Pourquoi les opposants à Moubarak s’habillent-ils en orange ?

Question posée par Saïd Aderkaoui, Marrakech, Maroc

Publié le 4 septembre 2005 Lecture : 2 minutes.

Le Caire, fin juin. L’opposant Ayman Nour, qui apparaît désormais comme le principal rival d’Hosni Moubarak à la présidentielle de septembre, comparaît devant la justice pour falsification de documents. Massés autour du tribunal, des dizaines de militants du parti Al-Ghad sont venus clamer leur soutien à leur leader. Particularité : ils sont habillés en orange. À peu près au même moment, et pas très loin de là, des colons israéliens accrochent des rubans orange aux antennes de leurs voitures pour manifester leur opposition au retrait de Gaza.

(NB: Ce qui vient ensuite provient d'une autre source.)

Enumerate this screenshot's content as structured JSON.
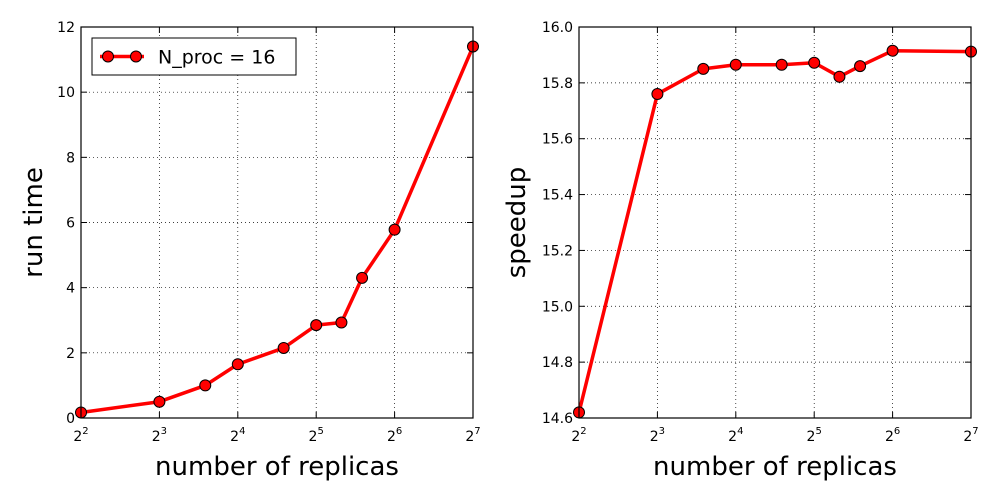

En voyant ces images, chacun a en tête la désormais célèbre « révolution ukrainienne ». Au soir du 20 novembre 2004, quelque 200 000 manifestants avaient occupé le centre de Kiev, la capitale, hissant des forêts de drapeaux orange pour dire non aux résultats des élections truquées par le pouvoir en place.
Pourquoi, en l’espace de quelques mois, cette couleur est-elle devenue un peu partout dans le monde le symbole de la contestation ? Si l’on admet que cette mode est venue d’Ukraine, il semblerait qu’elle ait été inspirée par une tradition locale selon laquelle une jeune fille place une citrouille devant sa maison pour refuser les avances d’un prétendant.

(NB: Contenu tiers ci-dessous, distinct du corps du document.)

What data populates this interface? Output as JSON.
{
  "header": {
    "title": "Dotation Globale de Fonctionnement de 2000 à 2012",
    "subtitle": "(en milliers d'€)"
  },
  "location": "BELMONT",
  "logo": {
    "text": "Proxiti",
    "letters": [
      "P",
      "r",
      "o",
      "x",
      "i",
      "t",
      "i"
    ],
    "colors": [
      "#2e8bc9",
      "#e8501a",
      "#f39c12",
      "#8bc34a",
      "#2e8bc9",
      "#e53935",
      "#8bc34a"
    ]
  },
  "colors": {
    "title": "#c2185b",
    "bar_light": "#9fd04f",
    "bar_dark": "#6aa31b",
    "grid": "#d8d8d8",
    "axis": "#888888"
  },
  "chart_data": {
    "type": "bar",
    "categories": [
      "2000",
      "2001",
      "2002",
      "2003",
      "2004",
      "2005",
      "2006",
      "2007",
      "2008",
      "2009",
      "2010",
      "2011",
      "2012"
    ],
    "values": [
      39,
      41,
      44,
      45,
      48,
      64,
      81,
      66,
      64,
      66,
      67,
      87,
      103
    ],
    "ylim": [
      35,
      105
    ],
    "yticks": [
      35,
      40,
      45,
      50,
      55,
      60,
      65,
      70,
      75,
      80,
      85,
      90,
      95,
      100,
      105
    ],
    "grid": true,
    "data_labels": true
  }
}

La suite est logique. L’orange a l’avantage de ne pas renvoyer à une idéologie ou à un système de pensée trop marqué. Le rouge, par exemple, est intrinsèquement lié au communisme, le noir à l’anarchisme, le vert à l’islam ou à l’écologisme. Le rose a souvent été associé à l’homosexualité – y compris dans les camps de concentration nazis. Dans un pays comme la France, le blanc était la couleur de la royauté.
Rien de cela avec l’orange, qui a, en plus, l’intérêt d’être très voyant : il n’est pas fréquent de le porter sur soi au quotidien. Ou pourrait ajouter que si l’on devait chercher des références religieuses, elles sont très positives. Les moines bouddhistes sont par excellence un symbole de paix. De même dans l’art religieux chrétien, l’orangé figure la révélation de l’amour universel. Autant de signes de bon augure pour des mouvements censés s’opposer à la dictature et à l’arbitraire.
Mais, nous dira-t-on, l’orange est aussi la couleur des Néerlandais. Le 30 avril, jour de leur fête nationale, leur pays entier en effet se pare de cette couleur, qui est celle de la famille royale. Alors que leurs footballeurs l’exhibent fièrement sur tous les stades du monde. Il faut remonter au xvie siècle pour trouver l’explication. En 1515, le comte Henri III de Nassau avait acquis la principauté d’Orange, dans le sud de la France, grâce à son mariage avec Claudia de Chalon et d’Orange. Son descendant, Guillaume Ier, se rendit très populaire en conduisant le combat contre la domination des Espagnols – et le catholicisme que leur souverain Philippe II voulait imposer – jusqu’à établir, en 1581, un État indépendant aux Pays-Bas. Ainsi l’orange, associé aux exploits de Guillaume, figura très longtemps, avec le blanc et le bleu, dans le drapeau néerlandais. S’il a été remplacé par le rouge, il reste incontestablement le symbole de la lutte de libération de cette nation.